И там, в большом кабинете на Литейном, шла действительно большая и постоянная «мозговая работа»…
«Упорство догматического верования всегда было и, кажется, будет уделом бедного, ограниченного человечества, и люди широкой, глубокой мысли, широкого кругозора всегда будут в нем исключением. Одни верования уступают место другим — меняются догматы, меняются предметы фанатизма. В наше время умами владеет, в так называемой интеллигенции, вера в общие начала, в логическое построение жизни и общества по общим началам…
Вера в общие начала есть великое заблуждение нашего века. Заблуждение состоит именно в том, что мы веруем в них догматически, безусловно, забывая о жизни со всеми ее условиями и требованиями, не различая ни времени, ни места, ни индивидуальных особенностей, ни особенностей истории…
Жизнь — не наука и не философия; она живет сама по себе, живым организмом. Ни наука, ни философия не господствуют над жизнью, как нечто внешнее: они черпают свое содержание из жизни, собирая, разлагая и обобщая явления жизни; но странно было бы думать, что они могут обнять и исчерпать жизнь со всем ее бесконечным разнообразием, дать ей содержание, создать для нее новую конструкцию.
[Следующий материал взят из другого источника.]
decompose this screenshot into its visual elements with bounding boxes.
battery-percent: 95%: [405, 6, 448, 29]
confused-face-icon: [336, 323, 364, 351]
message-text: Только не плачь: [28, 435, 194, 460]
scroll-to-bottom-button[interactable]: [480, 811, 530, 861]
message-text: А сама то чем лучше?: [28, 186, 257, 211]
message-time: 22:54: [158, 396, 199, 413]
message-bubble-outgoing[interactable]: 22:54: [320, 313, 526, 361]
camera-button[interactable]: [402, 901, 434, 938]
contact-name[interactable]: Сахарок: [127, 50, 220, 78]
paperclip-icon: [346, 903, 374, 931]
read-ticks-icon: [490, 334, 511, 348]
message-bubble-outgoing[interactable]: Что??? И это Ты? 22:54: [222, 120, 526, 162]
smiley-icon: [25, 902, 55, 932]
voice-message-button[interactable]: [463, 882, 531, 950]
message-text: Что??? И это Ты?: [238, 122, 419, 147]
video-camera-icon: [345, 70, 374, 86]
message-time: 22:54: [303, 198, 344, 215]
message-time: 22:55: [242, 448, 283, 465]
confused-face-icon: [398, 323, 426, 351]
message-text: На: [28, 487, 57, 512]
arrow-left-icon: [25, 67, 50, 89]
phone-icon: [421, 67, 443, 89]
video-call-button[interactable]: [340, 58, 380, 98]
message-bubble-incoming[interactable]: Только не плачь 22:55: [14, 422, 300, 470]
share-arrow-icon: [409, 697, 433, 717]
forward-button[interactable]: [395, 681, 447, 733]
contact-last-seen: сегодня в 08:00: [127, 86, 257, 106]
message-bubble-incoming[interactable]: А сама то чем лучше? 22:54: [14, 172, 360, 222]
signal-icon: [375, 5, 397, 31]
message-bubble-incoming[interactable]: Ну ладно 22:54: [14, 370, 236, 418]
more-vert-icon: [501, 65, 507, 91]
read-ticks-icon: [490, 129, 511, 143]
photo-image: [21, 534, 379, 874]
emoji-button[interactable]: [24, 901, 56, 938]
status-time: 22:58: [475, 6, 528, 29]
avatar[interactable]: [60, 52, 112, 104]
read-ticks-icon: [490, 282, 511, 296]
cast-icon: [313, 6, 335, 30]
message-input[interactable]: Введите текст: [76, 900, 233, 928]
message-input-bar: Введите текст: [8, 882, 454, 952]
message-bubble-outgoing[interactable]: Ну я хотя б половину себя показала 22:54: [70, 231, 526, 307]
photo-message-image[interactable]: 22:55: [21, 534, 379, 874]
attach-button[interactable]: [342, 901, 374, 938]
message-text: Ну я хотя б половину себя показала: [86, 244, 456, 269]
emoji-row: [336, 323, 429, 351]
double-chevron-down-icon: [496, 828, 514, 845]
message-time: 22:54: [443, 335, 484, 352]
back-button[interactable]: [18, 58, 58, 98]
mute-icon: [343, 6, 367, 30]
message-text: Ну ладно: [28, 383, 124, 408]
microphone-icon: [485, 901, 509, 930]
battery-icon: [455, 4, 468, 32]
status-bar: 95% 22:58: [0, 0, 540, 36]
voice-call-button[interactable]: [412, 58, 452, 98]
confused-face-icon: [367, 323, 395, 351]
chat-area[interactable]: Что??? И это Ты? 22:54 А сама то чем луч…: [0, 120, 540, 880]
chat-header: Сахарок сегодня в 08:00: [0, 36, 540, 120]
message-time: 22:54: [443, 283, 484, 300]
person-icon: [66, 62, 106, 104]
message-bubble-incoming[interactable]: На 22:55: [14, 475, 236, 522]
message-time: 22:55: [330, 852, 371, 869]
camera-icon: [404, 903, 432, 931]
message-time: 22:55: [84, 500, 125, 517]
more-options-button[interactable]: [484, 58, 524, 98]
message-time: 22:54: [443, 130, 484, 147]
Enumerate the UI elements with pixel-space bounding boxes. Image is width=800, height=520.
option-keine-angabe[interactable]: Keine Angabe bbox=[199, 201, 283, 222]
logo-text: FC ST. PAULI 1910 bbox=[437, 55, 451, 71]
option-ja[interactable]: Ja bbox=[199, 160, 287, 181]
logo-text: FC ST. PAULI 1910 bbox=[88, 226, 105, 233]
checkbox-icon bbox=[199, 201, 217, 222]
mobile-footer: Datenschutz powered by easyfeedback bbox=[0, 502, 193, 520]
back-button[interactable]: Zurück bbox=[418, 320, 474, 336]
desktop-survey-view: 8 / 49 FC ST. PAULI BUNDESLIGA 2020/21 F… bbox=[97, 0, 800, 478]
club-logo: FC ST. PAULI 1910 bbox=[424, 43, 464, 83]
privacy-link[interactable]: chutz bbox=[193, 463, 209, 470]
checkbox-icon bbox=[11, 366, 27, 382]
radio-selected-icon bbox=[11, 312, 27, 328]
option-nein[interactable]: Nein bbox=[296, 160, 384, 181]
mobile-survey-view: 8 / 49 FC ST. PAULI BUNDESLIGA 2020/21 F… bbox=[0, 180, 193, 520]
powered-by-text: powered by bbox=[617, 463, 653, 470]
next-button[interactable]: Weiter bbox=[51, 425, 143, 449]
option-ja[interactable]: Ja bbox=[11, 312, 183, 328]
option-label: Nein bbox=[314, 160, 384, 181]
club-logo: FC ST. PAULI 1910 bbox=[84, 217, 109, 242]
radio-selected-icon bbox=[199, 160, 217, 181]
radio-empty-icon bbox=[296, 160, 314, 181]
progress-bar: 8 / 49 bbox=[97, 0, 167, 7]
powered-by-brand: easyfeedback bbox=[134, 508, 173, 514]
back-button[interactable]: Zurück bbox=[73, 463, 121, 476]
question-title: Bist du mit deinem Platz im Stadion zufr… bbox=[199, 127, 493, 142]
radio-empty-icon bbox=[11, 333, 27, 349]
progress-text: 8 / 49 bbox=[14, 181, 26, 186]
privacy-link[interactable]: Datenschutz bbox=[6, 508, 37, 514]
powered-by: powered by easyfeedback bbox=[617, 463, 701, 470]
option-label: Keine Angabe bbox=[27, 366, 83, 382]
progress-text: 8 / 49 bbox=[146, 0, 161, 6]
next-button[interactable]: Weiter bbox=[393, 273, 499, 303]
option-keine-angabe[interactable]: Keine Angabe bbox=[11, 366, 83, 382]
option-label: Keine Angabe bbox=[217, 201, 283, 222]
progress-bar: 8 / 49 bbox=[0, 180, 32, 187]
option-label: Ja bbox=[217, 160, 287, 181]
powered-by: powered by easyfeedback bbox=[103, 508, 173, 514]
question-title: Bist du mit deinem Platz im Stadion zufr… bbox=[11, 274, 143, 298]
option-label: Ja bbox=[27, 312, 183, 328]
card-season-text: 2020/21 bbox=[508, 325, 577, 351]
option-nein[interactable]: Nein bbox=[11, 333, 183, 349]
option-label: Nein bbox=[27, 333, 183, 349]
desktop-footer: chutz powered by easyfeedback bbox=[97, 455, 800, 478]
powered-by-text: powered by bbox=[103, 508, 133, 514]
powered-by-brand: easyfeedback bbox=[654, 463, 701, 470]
В применении к жизни всякое положение науки и философии имеет значение вероятного предположения, гипотезы, которую необходимо всякий раз поверить здравым смыслом и искусным разумом, по тем явлениям и фактам, к которым требуется приложить ее: иное применение общего начала было бы насилием и ложью в жизни. Одно то уже должно смутить нас, что в науке и философии очень мало бесспорных положений: почти все составляют предмет пререканий между школами и партиями, почти все колеблются новыми опытами, новыми учениями…»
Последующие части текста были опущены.